The Kirkpatrick scheme comprises, in its original form, four levels of outcome after a training intervention: 

  1. Reaction – how well did the learners enjoy the session and do they think they benefitted from it?
  2. Knowledge Gain – did the learners' knowledge improve?
  3. Process Change – did the learners change their behavior?
  4. Results – did the results improve?

We tend to adequately cover the first two outcomes in educational research. It's the last two that are harder.  In business, process change can be observed in a factory worker visibly changing how they assemble a widget.  In the military, soldiers can be observed utilizing different skills when responding to a threat.  In medicine, how do we observe the process of identifying a clinical question, searching for the answer, appraising the research found and applying it back to the patient?  Those are primarily "cognitive behaviors" (if you will…) and are hard to observe without intervening in some way – asking the learner what they did, constructing automatic measurements like hits on a web site, etc.  In all of those cases, objective, non-biased observation is difficult.  It gets even more difficult if you are inclined to measure changed clinical processes as the outcome – treating a given condition in a certain way (prescribing aspirin after heart attacks, etc.).  These sorts of outcomes are proven to work "on average" for the patients in the relevant study.  However, because as physicians we often need to apply evidence beyond the usual narrow confines of study inclusion criteria, a simple increase in the percentage of patients in whom we prescribe aspirin may be confounded by each patients' individual characteristics, the contribution of multiple socioeconomic determinants and a whole host of other effects.

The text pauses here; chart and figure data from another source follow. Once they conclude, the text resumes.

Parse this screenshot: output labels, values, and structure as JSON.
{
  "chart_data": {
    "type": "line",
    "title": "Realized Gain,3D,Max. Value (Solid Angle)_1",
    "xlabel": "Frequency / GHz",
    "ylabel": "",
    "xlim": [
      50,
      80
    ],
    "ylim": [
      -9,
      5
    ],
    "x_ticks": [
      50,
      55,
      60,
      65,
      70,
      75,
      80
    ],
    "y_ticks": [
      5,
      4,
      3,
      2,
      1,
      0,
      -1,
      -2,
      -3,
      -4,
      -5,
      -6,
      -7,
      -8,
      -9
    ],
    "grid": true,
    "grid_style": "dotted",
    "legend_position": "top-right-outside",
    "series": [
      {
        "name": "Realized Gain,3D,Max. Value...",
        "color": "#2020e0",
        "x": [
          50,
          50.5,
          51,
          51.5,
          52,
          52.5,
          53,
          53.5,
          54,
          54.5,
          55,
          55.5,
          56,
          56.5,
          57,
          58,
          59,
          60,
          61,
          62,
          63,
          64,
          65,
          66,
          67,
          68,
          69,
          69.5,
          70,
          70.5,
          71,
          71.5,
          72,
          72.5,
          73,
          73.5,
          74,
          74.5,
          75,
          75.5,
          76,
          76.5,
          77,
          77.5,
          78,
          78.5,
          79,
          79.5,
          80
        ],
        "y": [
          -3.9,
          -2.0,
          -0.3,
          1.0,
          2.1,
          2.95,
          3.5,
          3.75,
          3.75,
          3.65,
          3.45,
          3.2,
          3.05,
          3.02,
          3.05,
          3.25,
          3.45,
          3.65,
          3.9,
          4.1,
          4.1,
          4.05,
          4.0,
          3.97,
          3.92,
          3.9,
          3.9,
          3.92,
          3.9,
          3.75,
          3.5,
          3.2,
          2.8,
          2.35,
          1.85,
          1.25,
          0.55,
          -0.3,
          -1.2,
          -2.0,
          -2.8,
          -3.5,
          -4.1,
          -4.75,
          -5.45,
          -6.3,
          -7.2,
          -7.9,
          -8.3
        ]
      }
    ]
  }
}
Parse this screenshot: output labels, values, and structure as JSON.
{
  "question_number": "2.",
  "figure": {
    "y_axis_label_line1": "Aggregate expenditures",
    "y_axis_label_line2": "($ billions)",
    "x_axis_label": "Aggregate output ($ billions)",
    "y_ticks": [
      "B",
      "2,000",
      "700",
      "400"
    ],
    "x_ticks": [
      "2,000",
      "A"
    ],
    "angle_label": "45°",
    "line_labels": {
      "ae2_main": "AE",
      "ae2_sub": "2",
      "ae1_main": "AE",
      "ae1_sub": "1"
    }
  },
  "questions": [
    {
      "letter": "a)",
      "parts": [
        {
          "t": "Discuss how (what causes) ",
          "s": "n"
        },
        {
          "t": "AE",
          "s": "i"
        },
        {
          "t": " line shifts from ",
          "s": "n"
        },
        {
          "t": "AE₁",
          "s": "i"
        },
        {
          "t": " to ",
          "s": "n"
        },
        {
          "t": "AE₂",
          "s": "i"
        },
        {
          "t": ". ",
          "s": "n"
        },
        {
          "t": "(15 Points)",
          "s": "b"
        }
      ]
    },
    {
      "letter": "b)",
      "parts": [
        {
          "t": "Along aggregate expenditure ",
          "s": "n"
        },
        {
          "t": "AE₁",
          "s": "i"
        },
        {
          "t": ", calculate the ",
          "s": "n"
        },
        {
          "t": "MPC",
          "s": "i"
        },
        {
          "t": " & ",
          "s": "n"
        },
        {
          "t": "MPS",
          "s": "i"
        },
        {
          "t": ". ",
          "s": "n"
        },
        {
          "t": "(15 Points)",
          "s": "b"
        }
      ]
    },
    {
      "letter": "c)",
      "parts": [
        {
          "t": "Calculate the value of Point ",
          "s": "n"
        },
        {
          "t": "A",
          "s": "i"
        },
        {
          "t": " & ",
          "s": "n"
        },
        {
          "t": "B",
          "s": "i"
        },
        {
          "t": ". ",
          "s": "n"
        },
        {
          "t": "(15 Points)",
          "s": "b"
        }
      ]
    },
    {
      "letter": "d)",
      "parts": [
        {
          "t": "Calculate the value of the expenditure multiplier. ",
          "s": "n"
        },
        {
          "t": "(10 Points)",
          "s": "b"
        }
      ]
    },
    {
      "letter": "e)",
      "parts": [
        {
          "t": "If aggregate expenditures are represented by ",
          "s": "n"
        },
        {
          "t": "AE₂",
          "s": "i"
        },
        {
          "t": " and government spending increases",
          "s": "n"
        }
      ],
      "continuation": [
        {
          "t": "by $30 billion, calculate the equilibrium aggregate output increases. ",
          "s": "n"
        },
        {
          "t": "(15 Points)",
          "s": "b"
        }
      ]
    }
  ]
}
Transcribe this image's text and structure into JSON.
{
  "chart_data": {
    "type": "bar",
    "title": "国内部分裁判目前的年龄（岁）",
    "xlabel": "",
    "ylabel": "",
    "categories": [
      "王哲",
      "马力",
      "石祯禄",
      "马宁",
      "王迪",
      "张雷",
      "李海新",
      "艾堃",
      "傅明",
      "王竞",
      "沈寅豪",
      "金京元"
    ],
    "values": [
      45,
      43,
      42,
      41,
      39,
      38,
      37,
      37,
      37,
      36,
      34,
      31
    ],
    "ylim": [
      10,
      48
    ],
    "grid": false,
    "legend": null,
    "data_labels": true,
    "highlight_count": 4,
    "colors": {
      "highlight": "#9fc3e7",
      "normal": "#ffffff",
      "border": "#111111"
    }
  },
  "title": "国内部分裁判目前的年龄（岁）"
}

Level four "results" are even harder to nail down.  What is the result that counts for the patient?  You might include the proxy outcome of "prescribed aspirin" at this level, but isn't the ultimate result we want an improved outcome for the patient?  Imagine, then, the list of potential confounders and biases that could creep into any educational research study that looks at the outcome of patients as a result of an educational intervention – even if that intervention is at the level of the currently-practicing physician…never mind if the learner is a medical student.

These are difficult, but not impossible, issues to address in medical education, and the first step requires only that we attempt to move beyond level 2.  Introducing some measure of process change after educating students in evidence-based medicine is what's needed.  Even if the process measure is simulated – as in these evaluations using simulated clinical examinations – it is a start.